Brickett v. Spofford

Merrick, J.

The general instructions given to the jury in reference to the acts necessary to constitute such a reentry upon the premises, after he had been disseised thereof, as would enable Foster to make a valid and effectual conveyance by delivery of a deed to the grantor in another place, appear to have been correct and unobjectionable. But when the presiding iudge was specially asked to rule that, if the jury should find that Foster went upon the land in dispute with the plaintiff, for the purpose of pointing it out and selling it to him, and when thus on the land claimed it as his, that would constitute a sufficient reentry to enable him to make a valid conveyance of it by delivery of the deed after he had gone from the premises, he erred in determining that it could not be adopted for the reason *519that there was no evidence in the case to found such ruling upon. This determination of the court appears to have been predicated upon the single fact that the plaintiff, who had been examined as a witness on the trial, did not state, in giving his testimony, that Foster, while on the premises, made any claim to the ownership thereof.
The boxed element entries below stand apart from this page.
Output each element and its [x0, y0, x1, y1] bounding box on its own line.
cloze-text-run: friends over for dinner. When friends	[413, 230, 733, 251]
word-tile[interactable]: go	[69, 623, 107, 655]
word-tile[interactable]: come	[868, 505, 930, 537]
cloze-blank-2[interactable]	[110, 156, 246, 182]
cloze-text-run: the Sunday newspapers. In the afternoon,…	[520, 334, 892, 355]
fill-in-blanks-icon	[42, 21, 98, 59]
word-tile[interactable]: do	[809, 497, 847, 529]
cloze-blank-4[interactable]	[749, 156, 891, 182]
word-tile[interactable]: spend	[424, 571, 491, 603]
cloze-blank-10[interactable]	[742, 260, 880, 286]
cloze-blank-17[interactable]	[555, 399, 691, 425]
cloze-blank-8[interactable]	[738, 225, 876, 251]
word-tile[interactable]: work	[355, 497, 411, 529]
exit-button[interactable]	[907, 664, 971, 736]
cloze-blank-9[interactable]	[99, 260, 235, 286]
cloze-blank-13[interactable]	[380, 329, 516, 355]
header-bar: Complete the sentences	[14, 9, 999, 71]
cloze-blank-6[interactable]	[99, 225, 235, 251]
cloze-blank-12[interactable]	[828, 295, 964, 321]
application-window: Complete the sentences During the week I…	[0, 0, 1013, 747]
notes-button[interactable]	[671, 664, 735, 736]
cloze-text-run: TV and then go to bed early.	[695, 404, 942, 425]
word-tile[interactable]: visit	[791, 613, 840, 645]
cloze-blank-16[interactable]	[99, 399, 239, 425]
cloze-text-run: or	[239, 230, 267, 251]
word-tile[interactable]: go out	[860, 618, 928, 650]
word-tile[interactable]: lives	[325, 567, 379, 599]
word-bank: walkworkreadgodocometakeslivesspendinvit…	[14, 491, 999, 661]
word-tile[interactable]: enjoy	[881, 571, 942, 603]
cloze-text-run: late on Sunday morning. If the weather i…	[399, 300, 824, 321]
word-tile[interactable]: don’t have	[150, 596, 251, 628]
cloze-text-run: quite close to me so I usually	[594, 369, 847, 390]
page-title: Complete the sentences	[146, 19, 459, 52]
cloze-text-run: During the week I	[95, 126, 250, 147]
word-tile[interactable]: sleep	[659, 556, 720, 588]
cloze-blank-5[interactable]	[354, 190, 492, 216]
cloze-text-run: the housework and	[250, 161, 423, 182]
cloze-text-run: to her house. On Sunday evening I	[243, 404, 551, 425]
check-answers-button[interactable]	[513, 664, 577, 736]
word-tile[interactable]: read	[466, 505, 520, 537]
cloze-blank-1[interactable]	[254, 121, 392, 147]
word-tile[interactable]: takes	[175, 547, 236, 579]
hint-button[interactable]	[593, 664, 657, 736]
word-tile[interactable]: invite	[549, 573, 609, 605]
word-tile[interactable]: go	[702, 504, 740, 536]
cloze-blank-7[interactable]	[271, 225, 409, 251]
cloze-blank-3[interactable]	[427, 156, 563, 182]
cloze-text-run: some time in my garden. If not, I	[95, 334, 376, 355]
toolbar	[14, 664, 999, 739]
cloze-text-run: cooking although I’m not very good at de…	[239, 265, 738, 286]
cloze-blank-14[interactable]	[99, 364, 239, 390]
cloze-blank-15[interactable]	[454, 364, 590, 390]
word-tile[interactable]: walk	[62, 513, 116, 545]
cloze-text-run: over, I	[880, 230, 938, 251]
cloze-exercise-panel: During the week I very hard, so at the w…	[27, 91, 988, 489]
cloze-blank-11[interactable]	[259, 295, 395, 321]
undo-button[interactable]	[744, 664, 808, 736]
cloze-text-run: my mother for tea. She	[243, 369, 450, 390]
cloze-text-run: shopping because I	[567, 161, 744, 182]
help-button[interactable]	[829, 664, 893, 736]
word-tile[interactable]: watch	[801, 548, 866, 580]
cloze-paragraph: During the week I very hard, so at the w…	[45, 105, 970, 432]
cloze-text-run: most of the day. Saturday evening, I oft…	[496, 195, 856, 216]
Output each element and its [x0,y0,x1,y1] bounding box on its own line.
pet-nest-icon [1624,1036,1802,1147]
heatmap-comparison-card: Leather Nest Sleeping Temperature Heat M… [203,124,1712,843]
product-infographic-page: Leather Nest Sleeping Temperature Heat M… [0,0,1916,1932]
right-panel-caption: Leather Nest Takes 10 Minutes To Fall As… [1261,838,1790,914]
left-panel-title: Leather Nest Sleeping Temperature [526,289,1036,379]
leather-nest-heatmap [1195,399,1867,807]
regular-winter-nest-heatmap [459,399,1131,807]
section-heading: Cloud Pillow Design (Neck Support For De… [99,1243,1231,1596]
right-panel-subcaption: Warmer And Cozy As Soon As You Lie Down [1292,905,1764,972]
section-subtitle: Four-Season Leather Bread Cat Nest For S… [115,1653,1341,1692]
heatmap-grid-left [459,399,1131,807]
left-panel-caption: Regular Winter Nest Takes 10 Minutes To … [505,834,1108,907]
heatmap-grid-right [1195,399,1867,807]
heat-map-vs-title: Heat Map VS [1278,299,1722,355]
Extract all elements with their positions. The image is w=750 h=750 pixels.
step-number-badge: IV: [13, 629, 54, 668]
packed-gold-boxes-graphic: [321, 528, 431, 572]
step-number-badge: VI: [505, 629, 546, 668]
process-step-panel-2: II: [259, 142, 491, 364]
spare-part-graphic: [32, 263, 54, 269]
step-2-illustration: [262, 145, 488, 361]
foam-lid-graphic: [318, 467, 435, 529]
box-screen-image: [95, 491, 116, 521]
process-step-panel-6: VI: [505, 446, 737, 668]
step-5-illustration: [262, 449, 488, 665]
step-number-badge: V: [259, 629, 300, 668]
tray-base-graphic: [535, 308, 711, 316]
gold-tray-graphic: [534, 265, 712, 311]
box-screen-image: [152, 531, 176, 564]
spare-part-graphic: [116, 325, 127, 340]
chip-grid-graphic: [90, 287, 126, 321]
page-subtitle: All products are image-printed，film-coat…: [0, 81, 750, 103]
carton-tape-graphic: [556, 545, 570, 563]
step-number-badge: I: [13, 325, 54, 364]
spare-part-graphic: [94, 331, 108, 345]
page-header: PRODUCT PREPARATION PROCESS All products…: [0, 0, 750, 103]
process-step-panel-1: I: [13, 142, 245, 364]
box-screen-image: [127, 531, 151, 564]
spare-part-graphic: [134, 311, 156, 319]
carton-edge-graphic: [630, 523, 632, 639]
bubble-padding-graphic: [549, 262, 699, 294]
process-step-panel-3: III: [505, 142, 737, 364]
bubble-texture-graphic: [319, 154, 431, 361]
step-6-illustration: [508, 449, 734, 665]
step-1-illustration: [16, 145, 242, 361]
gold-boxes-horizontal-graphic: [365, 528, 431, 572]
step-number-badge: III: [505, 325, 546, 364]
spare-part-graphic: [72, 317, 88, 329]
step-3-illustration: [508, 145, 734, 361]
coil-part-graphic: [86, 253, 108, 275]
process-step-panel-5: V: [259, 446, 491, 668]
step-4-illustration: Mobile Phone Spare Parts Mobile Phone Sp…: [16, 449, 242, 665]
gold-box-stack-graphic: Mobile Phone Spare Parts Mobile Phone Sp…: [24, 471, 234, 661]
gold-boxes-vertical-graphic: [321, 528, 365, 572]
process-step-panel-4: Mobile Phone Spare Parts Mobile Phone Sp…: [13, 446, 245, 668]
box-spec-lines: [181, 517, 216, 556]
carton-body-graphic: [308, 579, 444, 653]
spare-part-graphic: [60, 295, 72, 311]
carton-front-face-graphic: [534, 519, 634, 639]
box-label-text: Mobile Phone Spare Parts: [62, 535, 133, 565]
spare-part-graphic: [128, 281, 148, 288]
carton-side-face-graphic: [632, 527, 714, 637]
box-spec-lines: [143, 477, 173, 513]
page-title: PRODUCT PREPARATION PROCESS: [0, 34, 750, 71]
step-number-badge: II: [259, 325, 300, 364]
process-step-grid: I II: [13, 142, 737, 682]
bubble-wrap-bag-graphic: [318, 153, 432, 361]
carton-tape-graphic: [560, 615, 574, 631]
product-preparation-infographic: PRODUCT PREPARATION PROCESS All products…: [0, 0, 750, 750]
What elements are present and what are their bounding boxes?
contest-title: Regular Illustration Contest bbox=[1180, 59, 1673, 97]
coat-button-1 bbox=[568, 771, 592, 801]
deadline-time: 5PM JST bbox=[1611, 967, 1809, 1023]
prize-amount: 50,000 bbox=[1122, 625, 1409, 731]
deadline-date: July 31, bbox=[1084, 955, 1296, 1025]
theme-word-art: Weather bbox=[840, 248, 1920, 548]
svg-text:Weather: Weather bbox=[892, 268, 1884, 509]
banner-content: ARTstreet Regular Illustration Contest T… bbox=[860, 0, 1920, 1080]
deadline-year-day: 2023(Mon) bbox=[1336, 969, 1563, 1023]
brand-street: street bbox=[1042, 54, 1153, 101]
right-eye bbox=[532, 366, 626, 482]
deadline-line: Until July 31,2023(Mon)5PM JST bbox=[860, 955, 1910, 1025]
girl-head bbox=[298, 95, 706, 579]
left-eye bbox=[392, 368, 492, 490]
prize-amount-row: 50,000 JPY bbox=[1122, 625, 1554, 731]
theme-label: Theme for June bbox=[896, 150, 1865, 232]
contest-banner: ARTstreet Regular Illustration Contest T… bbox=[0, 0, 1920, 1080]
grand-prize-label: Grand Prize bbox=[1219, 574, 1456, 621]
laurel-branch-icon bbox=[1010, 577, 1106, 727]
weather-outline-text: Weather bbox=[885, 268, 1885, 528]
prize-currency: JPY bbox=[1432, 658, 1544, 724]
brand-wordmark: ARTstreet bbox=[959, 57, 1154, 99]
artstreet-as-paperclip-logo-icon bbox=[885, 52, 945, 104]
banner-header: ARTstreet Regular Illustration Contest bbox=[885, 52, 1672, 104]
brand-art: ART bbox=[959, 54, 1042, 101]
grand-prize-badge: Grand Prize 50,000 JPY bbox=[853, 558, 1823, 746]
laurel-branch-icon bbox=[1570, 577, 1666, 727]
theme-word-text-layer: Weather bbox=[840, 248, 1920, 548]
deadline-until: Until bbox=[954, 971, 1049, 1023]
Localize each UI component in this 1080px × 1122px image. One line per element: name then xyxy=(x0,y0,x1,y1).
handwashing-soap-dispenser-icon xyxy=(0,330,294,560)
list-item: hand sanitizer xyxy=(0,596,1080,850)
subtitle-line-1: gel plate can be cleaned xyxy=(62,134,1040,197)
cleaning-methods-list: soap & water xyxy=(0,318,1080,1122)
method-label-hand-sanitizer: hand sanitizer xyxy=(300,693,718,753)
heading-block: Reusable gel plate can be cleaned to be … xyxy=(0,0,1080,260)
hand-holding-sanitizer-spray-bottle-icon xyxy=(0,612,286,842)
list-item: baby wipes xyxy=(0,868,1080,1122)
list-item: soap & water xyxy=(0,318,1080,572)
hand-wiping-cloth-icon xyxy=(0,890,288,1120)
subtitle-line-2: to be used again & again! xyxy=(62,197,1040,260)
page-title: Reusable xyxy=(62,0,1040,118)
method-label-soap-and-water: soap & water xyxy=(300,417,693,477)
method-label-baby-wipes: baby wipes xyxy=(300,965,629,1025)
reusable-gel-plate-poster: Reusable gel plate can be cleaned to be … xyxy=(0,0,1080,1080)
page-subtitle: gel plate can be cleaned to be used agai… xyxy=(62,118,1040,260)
But a declaration to that effect is not the only mode in which such a claim might have been asserted. It was not necessary that it should be made by any direct and positive assertion of right, or in any words spoken; his acts and conduct may have been equally significant and decisive of his purpose. And upon recurring to the facts stated in the bill of exceptions, we think it is very apparent that there was some evidence, the effect of which should have been left to the consideration of the jury, to show that a claim of ownership was set up by Foster, while he was on the land, by which he intended to become repossessed of it. Before going there a negotiation had been commenced between the parties respecting the sale of the whole of the six acre lot, including the premises in controversy, by Foster to the plaintiff, in which Foster proposed to convey the entire tract, free and clear of all incumbrances, in part payment for a house which he was about purchasing of the plaintiff. It was in pursuance of this negotiation that they went together upon the lot, and upon every half acre of the two and a half acres in dispute, to ascertain the quantity and quality of the wood growing there. This was manifestly done with a view to the consummation of an anticipated bargain between them, and a consequent conveyance of the estate. It should have been submitted to the jury to determine whether the act of going upon the land with that design and purpose, its exhibition to an expected purchaser, considered in connection with the offer and professed readiness of Foster to make a conveyance of it by deed with warranty that it was free and clear of all incumbrances, did not constitute a direct claim of ownership in himself while he was there, as distinct and intelligible as if it had been proclaimed in the most explicit .anguage.

What would, or should, have been the conclusion of the jury *520upon the evidence submitted to them, it is unnecessary at' this time to express any opinion. It is sufficient that there was some evidence tending to show that fact, upon, which it was competent for them to exercise their own judgment, and to deduce from it such inferences and conclusions as they should think it would fairly and justly warrant. The ruling asked for having been withheld on the precise and explicit ground, that the court perceived in the testimony no evidence upon which it could be founded, Was therefore erroneous. And although the presiding judge added to his refusal to adopt that ruling, that “ he should instruct the jury as before; ” and he had in fact instructed them that, if Foster, when be went upon the land with the plaintiff, intended to reenter and take possession of the premises as the owner thereof, such entry and these acts would be sufficient to give validity to the deed elsewhere delivered; yet his clearly expressed opinion, that there was no evidence upon which to found the proposed ruling, because the plaintiff had not testified that Foster, when on the land, claimed it as his own, substantially took away from the plaintiff all the benefit and advantage of the previous instructions. The direct tendency of the refusal for the reason assigned was to prevent the jury from giving due weight and effect to the acts and circumstances which had been proved for that purpose, or to induce the understanding and belief on their part, that in the opinion of the court, as matter of law, there was no evidence in the case upon which it was competent for them to find that a claim of ownership was made by Foster on the land, unless the plaintiff had testified to his direct declaration to that effect. As the desired ruling embodied an accurate statement of the law, the correctness of which has not been contested, and was material to the plaintiff, and as the refusal to adopt it was predicated upon the erroneous assumption that there was no evidence in the case to show that Foster, when on the land, made claim of ownership, the exceptions taken by the plaintiff must be sustained and a new trial granted. Exceptions sustained.